Un agriculteur de Boesenbiesen, dans le Bas-Rhin, a comparu ce vendredi devant le tribunal correctionnel de Colmar en procédure de comparution immédiate pour des faits de menaces de mort, de rébellion et d’outrage. Les policiers de Sélestat avaient été alertés le 8 septembre qu’un individu s’était présenté devant les grilles de la sous-préfecture. Il s’était montré agressif avec la secrétaire qui avait tenté d’entamer le dialogue avec lui et avait violemment secoué le portail.
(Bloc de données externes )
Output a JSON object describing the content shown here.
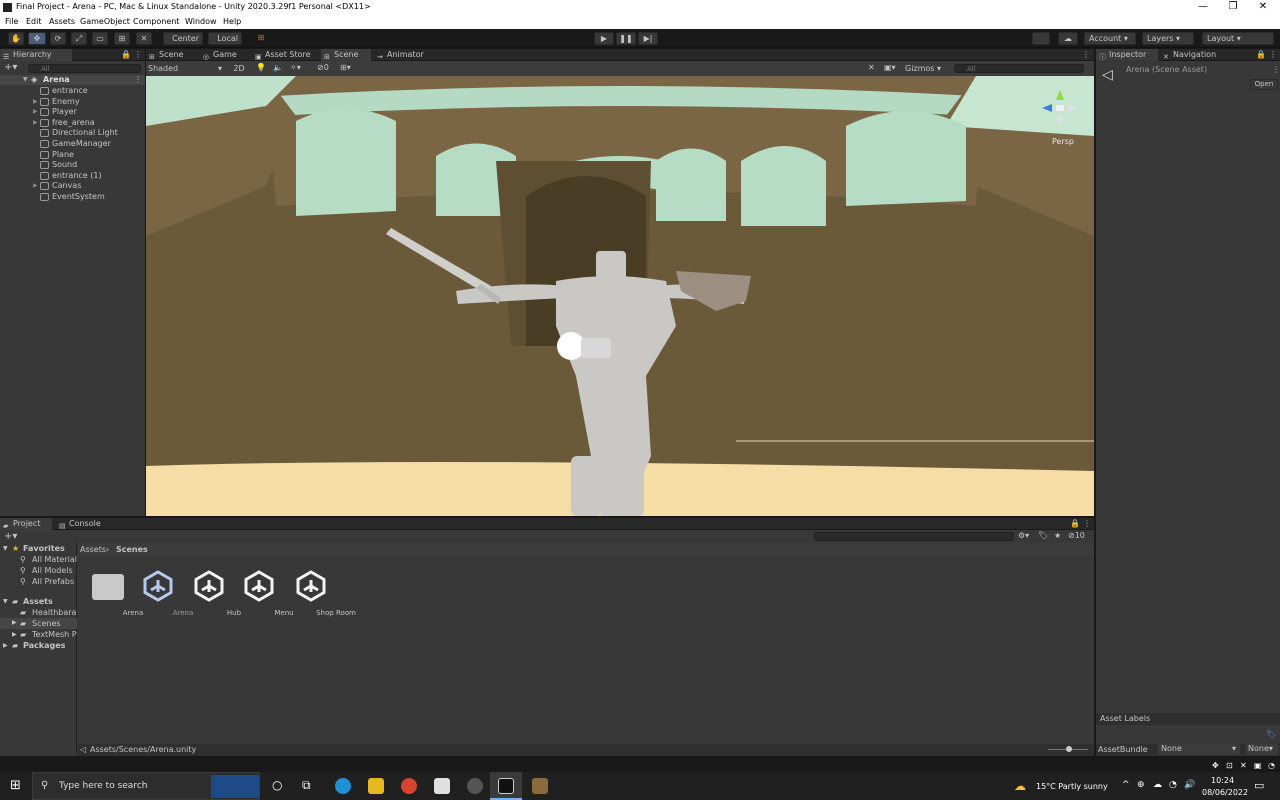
{
  "window": {
    "title": "Final Project - Arena - PC, Mac & Linux Standalone - Unity 2020.3.29f1 Personal <DX11>",
    "controls": [
      "—",
      "❐",
      "✕"
    ]
  },
  "menu": [
    "File",
    "Edit",
    "Assets",
    "GameObject",
    "Component",
    "Window",
    "Help"
  ],
  "toolbar": {
    "pivot_label": "Center",
    "space_label": "Local",
    "account_label": "Account",
    "layers_label": "Layers",
    "layout_label": "Layout"
  },
  "hierarchy": {
    "tab_label": "Hierarchy",
    "search_placeholder": "All",
    "scene_name": "Arena",
    "items": [
      {
        "label": "entrance",
        "expandable": false
      },
      {
        "label": "Enemy",
        "expandable": true
      },
      {
        "label": "Player",
        "expandable": true
      },
      {
        "label": "free_arena",
        "expandable": true
      },
      {
        "label": "Directional Light",
        "expandable": false
      },
      {
        "label": "GameManager",
        "expandable": false
      },
      {
        "label": "Plane",
        "expandable": false
      },
      {
        "label": "Sound",
        "expandable": false
      },
      {
        "label": "entrance (1)",
        "expandable": false
      },
      {
        "label": "Canvas",
        "expandable": true
      },
      {
        "label": "EventSystem",
        "expandable": false
      }
    ]
  },
  "center_tabs": [
    "Scene",
    "Game",
    "Asset Store",
    "Scene",
    "Animator"
  ],
  "scene_toolbar": {
    "shading_mode": "Shaded",
    "mode_2d": "2D",
    "hidden_count": "0",
    "gizmos_label": "Gizmos",
    "search_placeholder": "All",
    "view_label": "Persp"
  },
  "inspector": {
    "tabs": [
      "Inspector",
      "Navigation"
    ],
    "asset_title": "Arena (Scene Asset)",
    "open_button": "Open",
    "asset_labels": "Asset Labels",
    "asset_bundle_label": "AssetBundle",
    "asset_bundle_value": "None",
    "variant_value": "None"
  },
  "project": {
    "tabs": [
      "Project",
      "Console"
    ],
    "favorites_label": "Favorites",
    "favorites": [
      "All Materials",
      "All Models",
      "All Prefabs"
    ],
    "assets_label": "Assets",
    "assets_folders": [
      "Healthbaras",
      "Scenes",
      "TextMesh P"
    ],
    "packages_label": "Packages",
    "breadcrumb": [
      "Assets",
      "Scenes"
    ],
    "hidden_count": "10",
    "items": [
      {
        "label": "Arena",
        "kind": "folder"
      },
      {
        "label": "Arena",
        "kind": "unity"
      },
      {
        "label": "Hub",
        "kind": "unity"
      },
      {
        "label": "Menu",
        "kind": "unity"
      },
      {
        "label": "Shop Room",
        "kind": "unity"
      }
    ],
    "path": "Assets/Scenes/Arena.unity"
  },
  "taskbar": {
    "search_placeholder": "Type here to search",
    "weather": "15°C  Partly sunny",
    "time": "10:24",
    "date": "08/06/2022"
  },
  "colors": {
    "accent": "#4a5d7a",
    "panel": "#383838",
    "header": "#282828",
    "sky": "#b9dcc6",
    "wall": "#6b5a3a",
    "floor": "#f3d7a0"
  }
}
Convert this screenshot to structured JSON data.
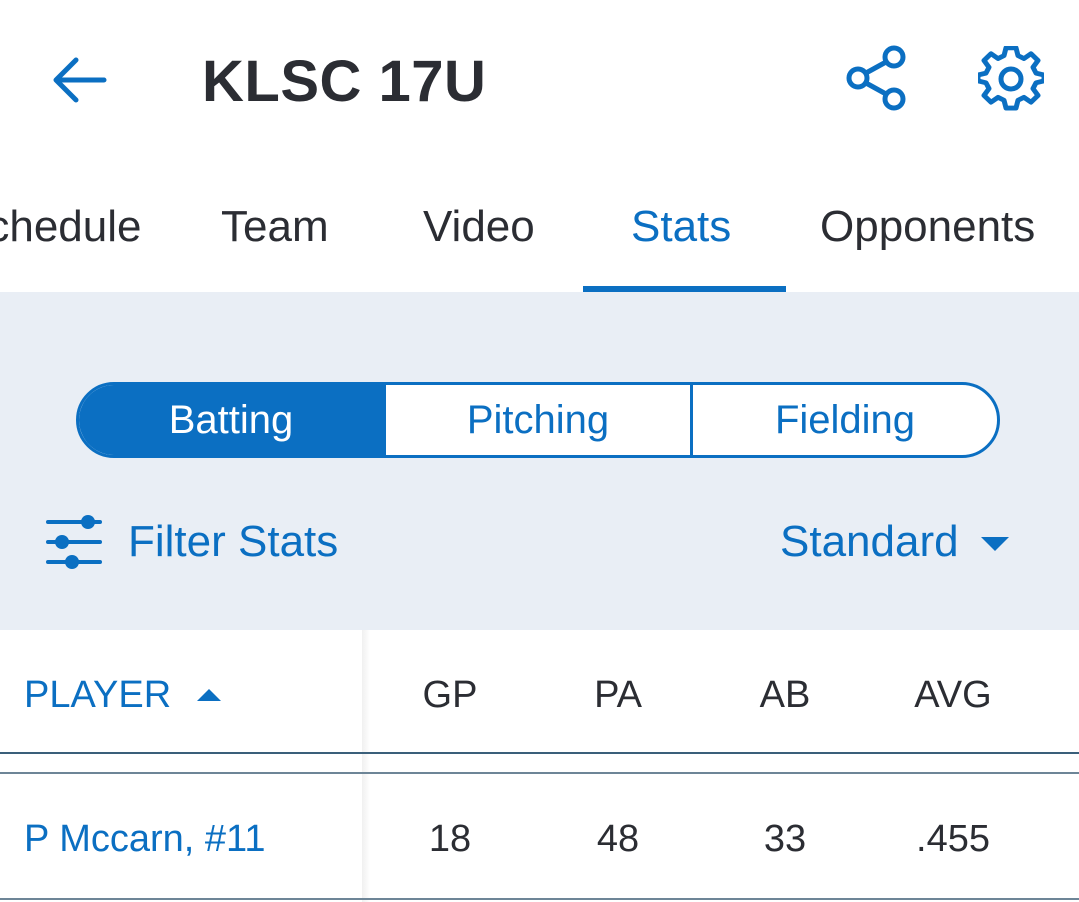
{
  "header": {
    "title": "KLSC 17U",
    "back_icon": "arrow-left-icon",
    "share_icon": "share-icon",
    "settings_icon": "gear-icon"
  },
  "tabs": [
    {
      "label": "Schedule",
      "active": false
    },
    {
      "label": "Team",
      "active": false
    },
    {
      "label": "Video",
      "active": false
    },
    {
      "label": "Stats",
      "active": true
    },
    {
      "label": "Opponents",
      "active": false
    }
  ],
  "stat_types": [
    {
      "label": "Batting",
      "active": true
    },
    {
      "label": "Pitching",
      "active": false
    },
    {
      "label": "Fielding",
      "active": false
    }
  ],
  "filter": {
    "label": "Filter Stats",
    "icon": "sliders-icon"
  },
  "view_select": {
    "value": "Standard",
    "icon": "caret-down-icon"
  },
  "table": {
    "columns": [
      "PLAYER",
      "GP",
      "PA",
      "AB",
      "AVG"
    ],
    "sort_icon": "caret-up-icon",
    "rows": [
      {
        "player": "P Mccarn, #11",
        "gp": "18",
        "pa": "48",
        "ab": "33",
        "avg": ".455"
      }
    ]
  },
  "colors": {
    "accent": "#0b6fc2",
    "text": "#2b2d33",
    "panel_bg": "#e9eef5"
  }
}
Au secrétaire général qui était venu à sa rencontre, il avait menacé « d’aller chercher son fusil pour le buter ».
Les policiers qui sont arrivés chez lui, le lendemain, pour procéder à une perquisition afin de trouver l’arme qui avait été mentionnée la veille, se sont retrouvés face à un homme récalcitrant qui refusait de les suivre et a résisté au menottage. « Il a fallu quatre fonctionnaires de police et l’usage du pistolet à impulsion électrique à trois reprises pour vous maîtriser ! », a rappelé la présidente du tribunal. Selon les policiers, l’homme de 63 ans les aurait outragés en alsacien, ce qu’il nie. « Ils ont inventé ça pour me punir… »
Sentiment de persécution institutionnelle
Jamais condamné par la justice, l’agriculteur travaille seul dans son exploitation qui compte une dizaine de vaches et génisses. Il cultive également du maïs, du blé et de l’orge. Il explique que sa colère est consécutive à la saisie d’un tracteur d’une valeur de 80 000 €, « son outil de travail », a souligné son avocat, Me Uriel Lipsyc. « En décembre dernier, avec ma banque, nous avions procédé à un virement de 6 000 € et proposé un échéancier. La société de financement n’a pas réagi et le tracteur a été saisi. »
La représentante du ministère public Marianne Aventin a dit comprendre que la saisie, « justifiée ou non » du tracteur, ait pu causer de l’émoi chez le prévenu, ce qui ne justifie cependant pas les menaces de mort. « De l’émoi ? », s’est exclamé Me Lipsyc, « c’est peu dire ! » L’avocat a insisté sur la situation précaire du prévenu, « endetté au point que son outil de travail lui a été confisqué ». « En effet, il nourrit un sentiment de persécution institutionnelle », a-t-il ajouté, reprenant un terme employé par le parquet. Et exhumé un témoignage du secrétaire général de la sous-préfecture qui n’avait pas été évoqué durant l’audience : « Je ne me suis pas senti personnellement visé par les menaces de mort, je pense qu’il visait plutôt l’institution… » « À ma connaissance, la menace de mort contre une personne morale n’existe pas, l’infraction n’est donc pas constituée, c’est pourquoi vous allez relaxer mon client », a conclu l’avocat.
L’agriculteur a été condamné à deux mois de prison intégralement assortis du sursis simple.